Husbandry and Management Changes
Specific animal husbandry techniques and management/production systems may reduce livestock-predator conflicts. These systems may include changes in production calendars, management measures that modify livestock behavior, avoidance of predator habitat, and use of other protective measures.
On the ground, many of these tools are used in combination. Fall birthing seasons may avoid the period of greatest food demand for coyotes (such as springtime, when coyotes are raising their young). Additionally, physically moving lambing or calving away from known wolf dens decreases predation risk.

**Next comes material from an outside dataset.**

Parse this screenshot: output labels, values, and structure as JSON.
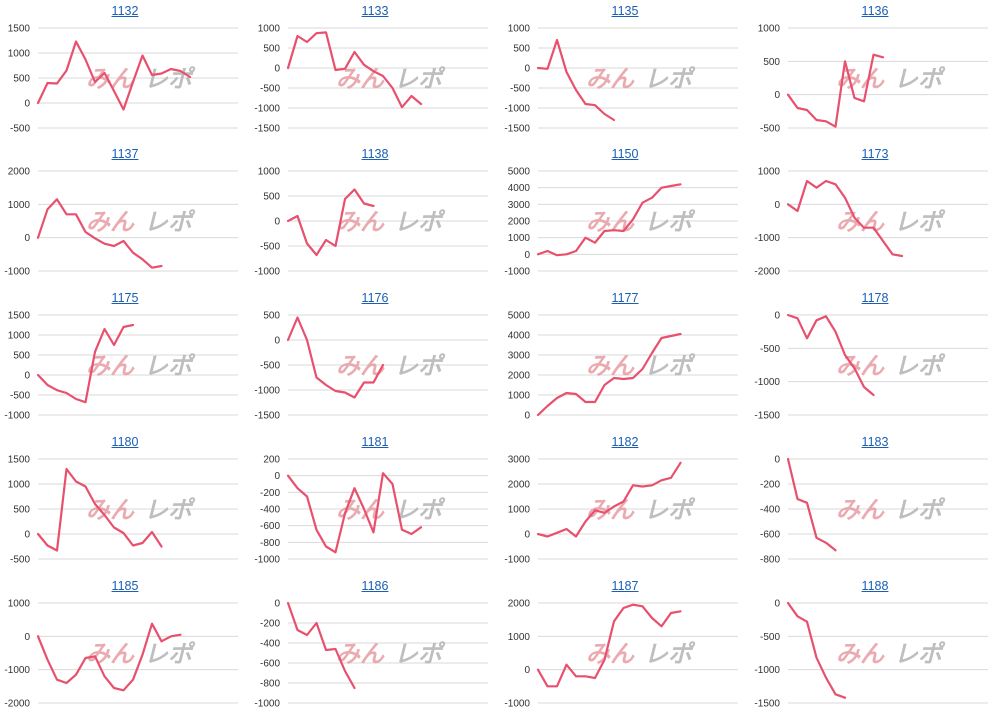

Shed lambing (or calving) also offers protection during a critical production stage. Night penning (and to a lesser extent, simply night gathering) sheep can be effective in reducing wolf predation, especially when used in conjunction with livestock guardian dogs and/or human presence (Espuno et al. 2004). While night penning can provide protection during vulnerable periods, it comes at the cost of additional labor and facility construction and maintenance (Wilbanks 1995). Finally, in certain settings, bonding sheep and goats to cattle in extensive rangeland settings can also provide protection from some predators (Anderson et al. 1989).
While direct economic losses to predators may be less than those associated with disease and other factors, localized impacts can be significant. Furthermore, emerging work is demonstrating potentially significant indirect impacts on rangeland livestock production due to predators – impacts like reduced reproductive rates, reduced weaning weights, and increased labor costs. Given the overlap between predator habitat and rangeland livestock production, conflicts are inevitable. While there are no “silver bullets” in terms of livestock protection tools (Breck 2011), site- and operation-specific combinations of these tools may help prevent direct losses and indirect impacts in some production systems (Stone et al. 2017). Specific management practices must be technically effective, economically beneficial, and socially acceptable (Young et al. 2015b; Miller et al. 2016). Producers should evaluate the costs and benefits of these tools in the context of their own operations and in light of their specific experience and expertise. Obviously, every livestock operation is unique and faces challenges based on rancher experience and perspective. Livestock protection tools must be modified from one operation to another and numerous tools be employed simultaneously to reduce livestock losses to predation.